I think people often think too negatively about modifier keys - but this really only stems from the fact the most of the modifiers are in terrible locations on a standard keyboard.
For example, my backspace key is Extend-H (which on a "normal" keyboard would be the equivalent of LAlt-M). You might think that backspace, being a quite a common key (unless you are extremely accurate, which sadly I'm not) should have pride of place in the primary layer. But actually Extend-H, despite being a two-key combo, is easier and more comfortable than the single default backspace key. I'd even go so far as to say it's probably better than over half of the single-keys on the keyboard.

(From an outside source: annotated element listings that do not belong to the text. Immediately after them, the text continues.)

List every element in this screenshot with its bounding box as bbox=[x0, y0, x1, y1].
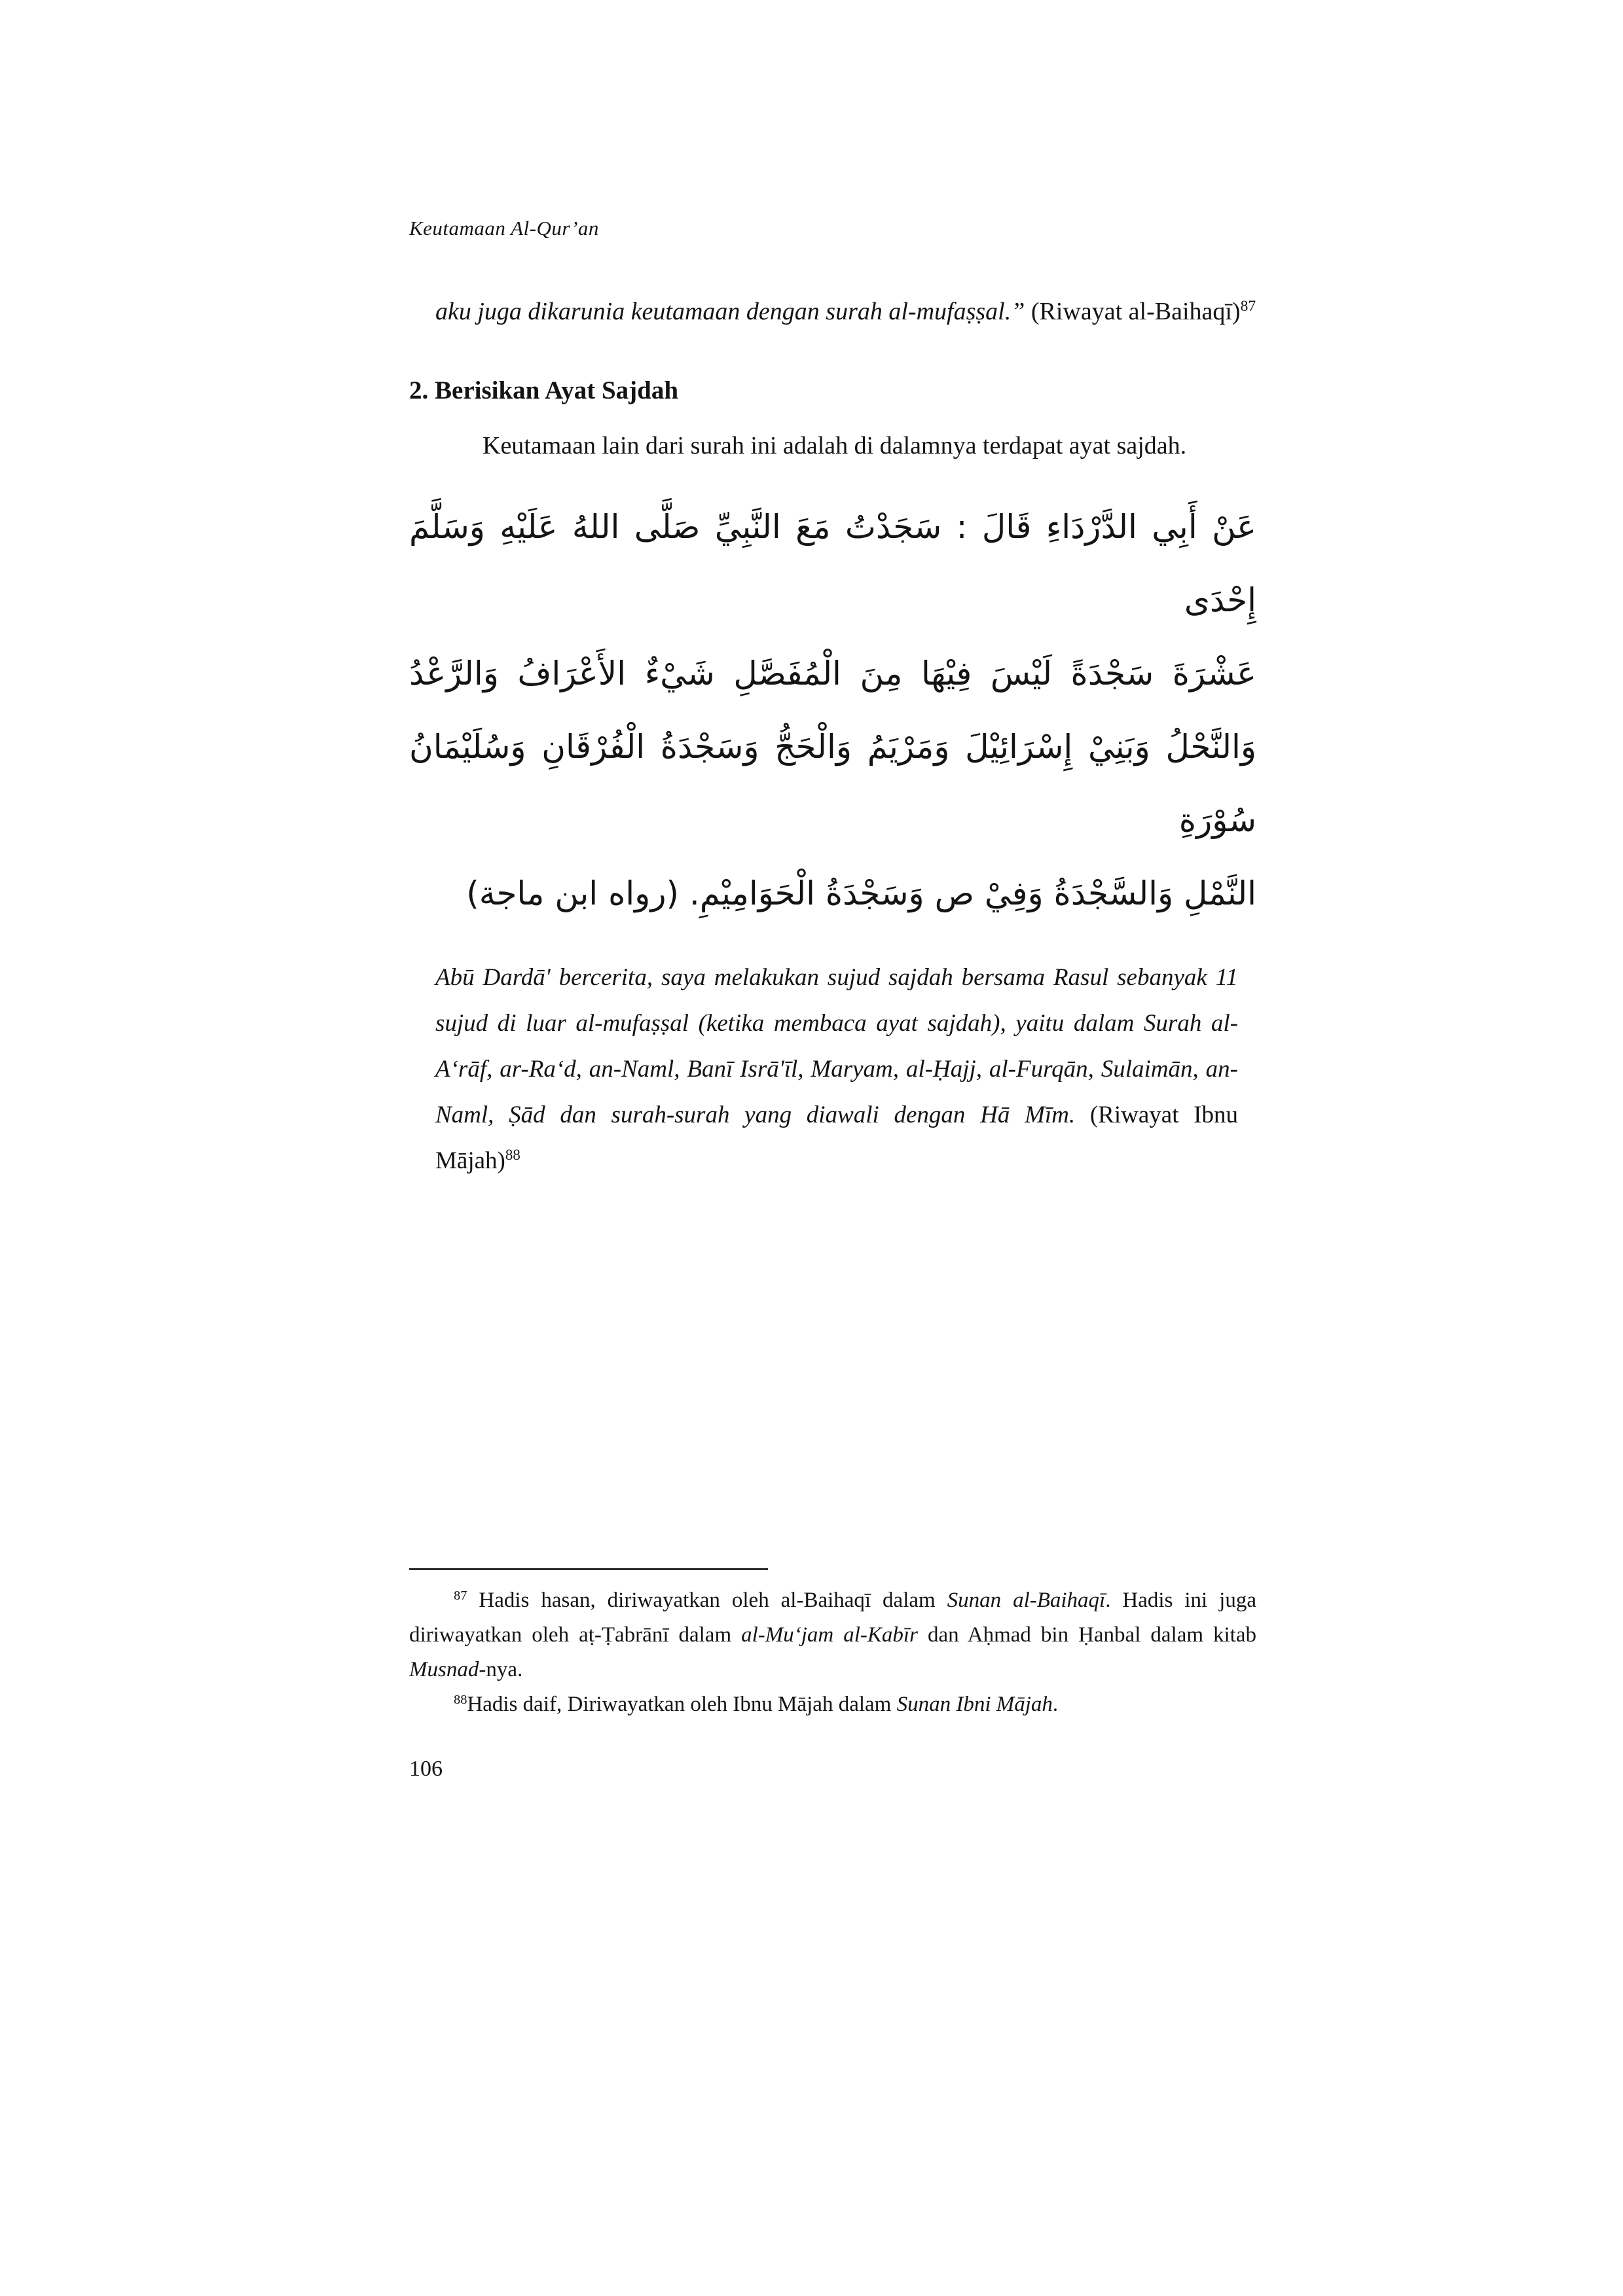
footnote-88-number: 88 bbox=[454, 1692, 467, 1707]
footnote-88-text: Hadis daif, Diriwayatkan oleh Ibnu Mājah dalam bbox=[467, 1693, 897, 1716]
footnote-87-text: -nya. bbox=[479, 1658, 523, 1681]
footnote-88-text: . bbox=[1052, 1693, 1059, 1716]
section-intro-paragraph: Keutamaan lain dari surah ini adalah di dalamnya terdapat ayat sajdah. bbox=[483, 432, 1187, 459]
footnote-separator bbox=[409, 1568, 768, 1570]
footnote-area bbox=[409, 1568, 1256, 1782]
translation-attribution: (Riwayat Ibnu Mājah) bbox=[435, 1102, 1238, 1174]
arabic-line-1: عَنْ أَبِي الدَّرْدَاءِ قَالَ : سَجَدْتُ مَعَ النَّبِيِّ صَلَّى اللهُ عَلَيْهِ وَسَلَّمَ إِحْدَى bbox=[409, 508, 1256, 619]
section-heading: 2. Berisikan Ayat Sajdah bbox=[409, 376, 679, 404]
translation-italic-text: Abū Dardā' bercerita, saya melakukan sujud sajdah bersama Rasul sebanyak 11 sujud di luar al-mufaṣṣal (ketika membaca ayat sajdah), yaitu dalam Surah al-A‘rāf, ar-Ra‘d, an-Naml, Banī Isrā'īl, Maryam, al-Ḥajj, al-Furqān, Sulaimān, an-Naml, Ṣād dan surah-surah yang diawali dengan Hā Mīm. bbox=[435, 964, 1238, 1128]
arabic-line-4: النَّمْلِ وَالسَّجْدَةُ وَفِيْ ص وَسَجْدَةُ الْحَوَامِيْمِ. (رواه ابن ماجة) bbox=[466, 874, 1256, 912]
running-header bbox=[409, 216, 1256, 241]
footnote-87-number: 87 bbox=[454, 1588, 467, 1603]
footnote-88 bbox=[409, 1687, 1256, 1722]
footnote-87-text: . Hadis ini juga diriwayatkan oleh aṭ-Ṭabrānī dalam bbox=[409, 1588, 1256, 1647]
footnote-87-text: Hadis hasan, diriwayatkan oleh al-Baihaqī dalam bbox=[467, 1588, 947, 1612]
footnote-87-work-title: Musnad bbox=[409, 1658, 479, 1681]
footnote-87 bbox=[409, 1583, 1256, 1687]
footnote-87-work-title: Sunan al-Baihaqī bbox=[947, 1588, 1106, 1612]
footnote-ref-88: 88 bbox=[505, 1147, 520, 1164]
footnote-88-work-title: Sunan Ibni Mājah bbox=[896, 1693, 1053, 1716]
arabic-line-2: عَشْرَةَ سَجْدَةً لَيْسَ فِيْهَا مِنَ الْمُفَصَّلِ شَيْءٌ الأَعْرَافُ وَالرَّعْدُ bbox=[409, 655, 1256, 692]
footnote-87-text: dan Aḥmad bin Ḥanbal dalam kitab bbox=[917, 1623, 1256, 1647]
quote-continuation-paragraph bbox=[435, 288, 1256, 336]
quote-italic-text: aku juga dikarunia keutamaan dengan surah al-mufaṣṣal.” bbox=[435, 298, 1025, 325]
arabic-hadith-block bbox=[409, 490, 1256, 930]
footnote-ref-87: 87 bbox=[1240, 298, 1256, 315]
arabic-line-3: وَالنَّحْلُ وَبَنِيْ إِسْرَائِيْلَ وَمَرْيَمُ وَالْحَجُّ وَسَجْدَةُ الْفُرْقَانِ وَسُلَيْمَانُ سُوْرَةِ bbox=[409, 728, 1256, 839]
translation-paragraph bbox=[435, 955, 1238, 1184]
quote-attribution: (Riwayat al-Baihaqī) bbox=[1025, 298, 1241, 325]
page-number: 106 bbox=[409, 1757, 443, 1781]
running-header-title: Keutamaan Al-Qur’an bbox=[409, 217, 599, 240]
footnote-87-work-title: al-Mu‘jam al-Kabīr bbox=[741, 1623, 918, 1647]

Modifier placement is pretty much ubiquitous, so the negative view of modifiers is understandable. Very few people have ever seen or tried a keyboard with a thumb cluster. I use "backspace a word" more than backspace, but I agree that both are more convenient on a layer than the default backspace location. I don't use keys that are far away from the home row like backspace and the function keys.
That said, if you're not sold on Extend yet...
It's not that I'm not sold on Extend. I used a navigation/extend layer for a while even before I switched to Colemak. It was great when I was on Windows and using software designed to be used with a mouse. A navigation layer isn't nearly as useful for keyboard-driven programs where you can get to any visible location in a few keypresses and can navigate by semantic units. I still use some of the keys that would be on the extend layer (like backspace), but using a modifier with local rebindings (to more useful program-specific functionality) makes more sense for this case since with a global extend layer you can't map something like "Mode_switch + key" directly like you might with "control + key". Instead you have to indirectly remap what "Mode_switch + key" is bound to.
then putting Escape on CapsLock sounds reasonable to me.
What I was saying is that the two aren't mutually exclusive. The most common thing to do is to bind caps to both escape and control, but escape and Mode_switch (or whatever key for extend) works fine as well.